Я не знаю, кто я!
Погода на улице мерзкая.
Это та самая погода, про которую говорят:
– В такую погоду хороший хозяин собаку на улицу не выгонит!
Я – не хозяин.
Но именно вот это сейчас и делаю.
Выгнал собаку на улицу и готовлюсь оставить её навсегда одну.
Я не в состоянии объяснить ей, что сделал для неё не всё, что мог.
Что сделал для неё гораздо больше чем мог.
Что в ситуации, когда я сам без гроша, без дома, без своего собственного угла, без малейшей надежды обрести всё это смог дать ей мясо, предоставить теплое убежище, мягкий диван, много корма и улыбки таких умных, таких добрых, таких ласковых людей, мне не в чем себя упрекнуть. Я дал ей такую прекрасную передышку от того ужаса, в котором она оказалась! Дал ей такой потрясающий шанс выжить вопреки всему!

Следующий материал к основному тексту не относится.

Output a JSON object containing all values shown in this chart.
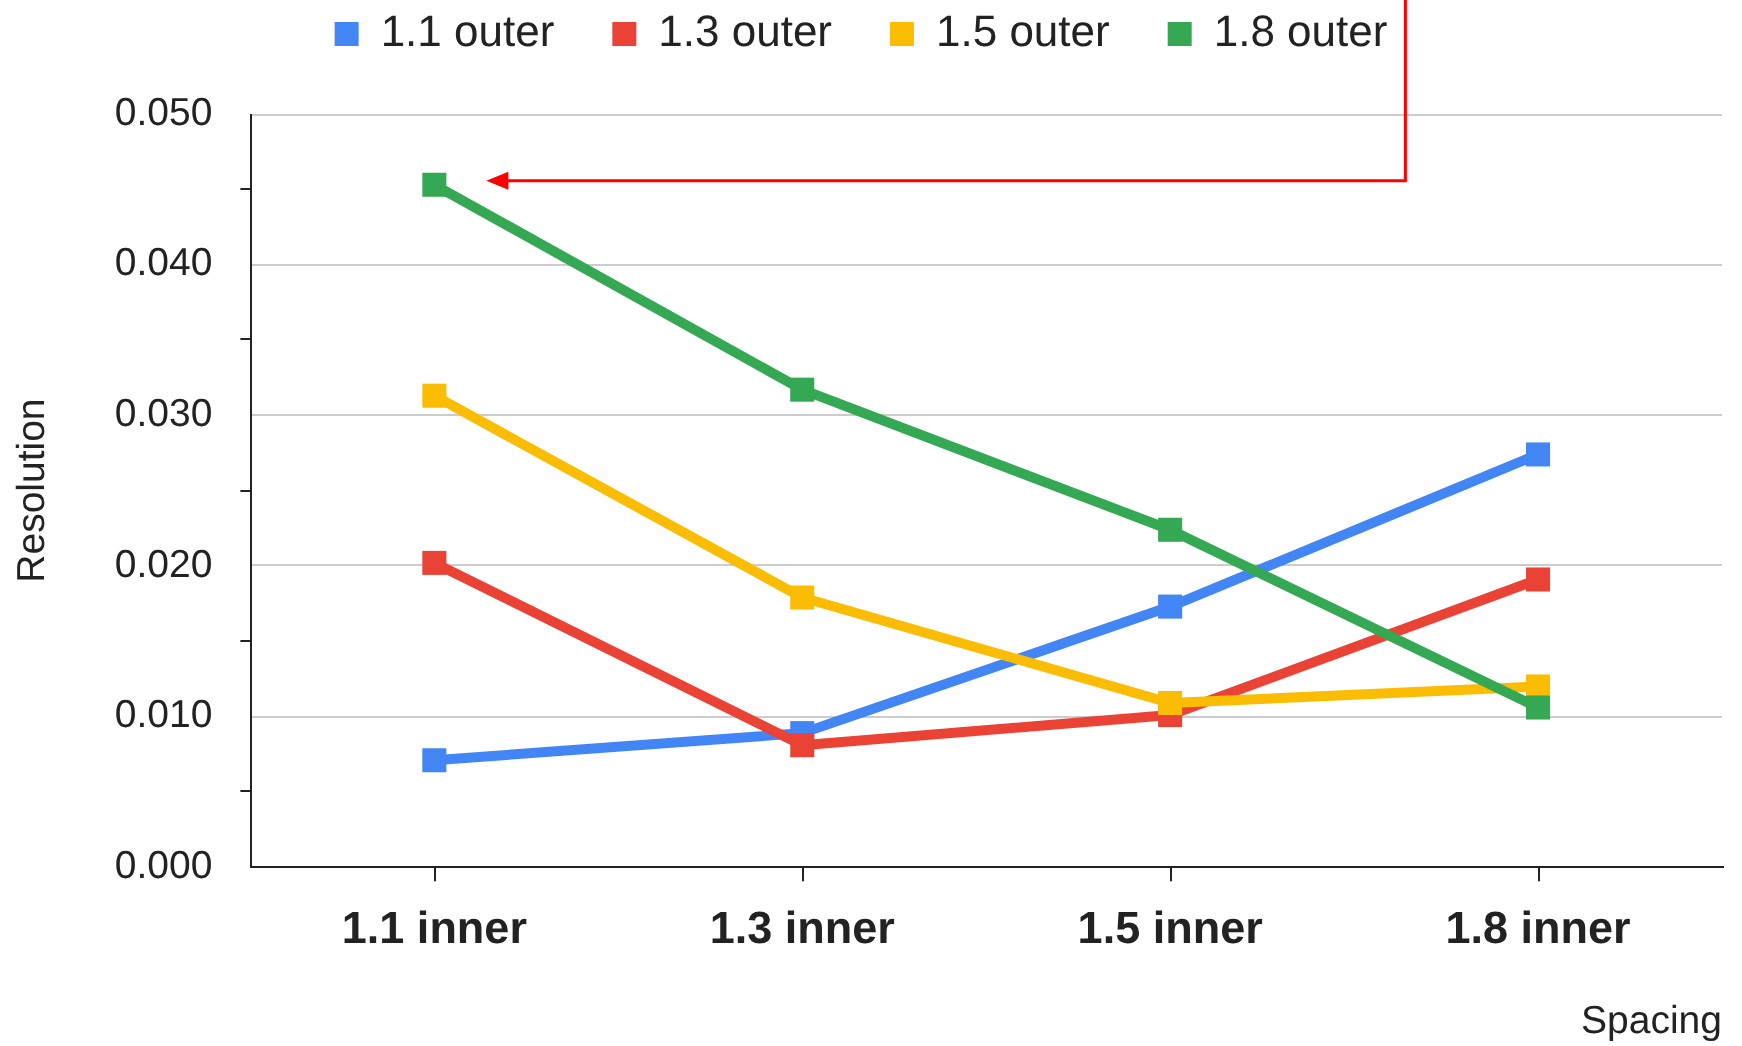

Но она не знала, что всё это призрачное счастье можно обрести только при одном условии – упасть где-то на одном месте и часа четыре просто поспать! Просто никому не мешать и не попадаться лишний раз на глаза! Но как ей объяснить всё это?
Её пытались укрыть в тайном помещении. От тех, кто не должен был её видеть и слышать.
И тут она стала скулить, плакать, бросаться на двери!
Ей пытались приобрести цепь, чтобы посадить на неё и тем самым спасти. Но цепи нигде в округе не нашлось. И тут появился самый главный самый добрый самый ответственный Человек и отдал прямой приказ:
– Уведи её отсюда немедленно.
Я не знаю, кто я!
Я здесь – в гостях.
Если бы она притаилась на несколько часов, если бы только она умела притаиться, она имела бы здесь больше прав, чем я.
Там был еще один, тоже в гостях, который хотел взять её к себе. Но он такой же как и я бездомный бесправный гость, без вида на собственный уголок в этом мире.
Пока не пришёл Главный её все гладили, ласково разговаривали с ней, заигрывали, поили и кормили. А она валялась на диване, бегала по дому, играла, и регулярно подбегала ко мне и совала мне в руки свой благодарный счастливый нос. Как я не объяснял ей, что вот они – её новые благодетели, а я лишь передаточное звено, случайный элемент цепочки… Она всё равно чётко выделяла меня. Ведь это я забрал её из автобуса и привёл сюда. В свет. В тепло. В счастье.
Я оделся и позвал её за собой.
И она пошла!
Сразу!
Беспрекословно!
Абсолютно доверяя мне, тому кто её так быстро и так легко приручил, используя всего навсего случайную цепь привходящих обстоятельств.
Всё кончается однажды.
На этот раз цепь удачных совпадений оборвалась сразу и навсегда.
Мы идём по мокрому липкому водно-снежному покрову ледяной от холода улицы, по её свеженаметённым сугробам.
Я звоню то в одну, то в другую, жутко дорогую, узорчатую дверь.
Иногда мне отвечают, но услышав просьбу приютить её хоть на пару дней отвечают жёстким отказом.
Иногда нас посылают сразу далеко и жёстко.
Я не в силах объяснить ей, что мир жесток.
Что она действительно опасна для окружающих людей.
Что её родственники – дальние и близкие – немало сделали для того, чтобы сейчас ей все отказывали.
Она очень открыта, прямолинейна, абсолютно доверчива и дружелюбна.
Она видимо воспитывалась там, где людей бывало много и где все её – щенка еще – ласкали и гладили.
Она откровенна и бесхитростна.
Если ей плохо, она сразу сообщает об этом.
Она бегала по автобусу от одного пассажира к другому и заглядывала всем в глаза.
Она откровенно просила еду!
Она откровенно хотела пить.
Она очень устала и замёрзла.
Она садилась только на кресла, она не ложилась на пол.
Она очень ухожена, уши правильно и своевременно купированы, она вычесана, на ней ошейник. Она прекрасно знает команды «Сидеть!», «Фу!», «Лежать!», «Ко мне!».
Она четко понимает всё, что я ей могу сказать жестами.
Но я ничего толком не могу ей объяснить.
Что я уже вырвал ей трехчасовую передышку.
Что она уже и поела и погрелась, и попила, что теперь ужас возвращается, и последнее, что я мог сделать для неё – это рассказать о ней другим людям.
Но и в этом я мало что могу.
Мне нельзя ходить в Интернет там, где я был в гостях.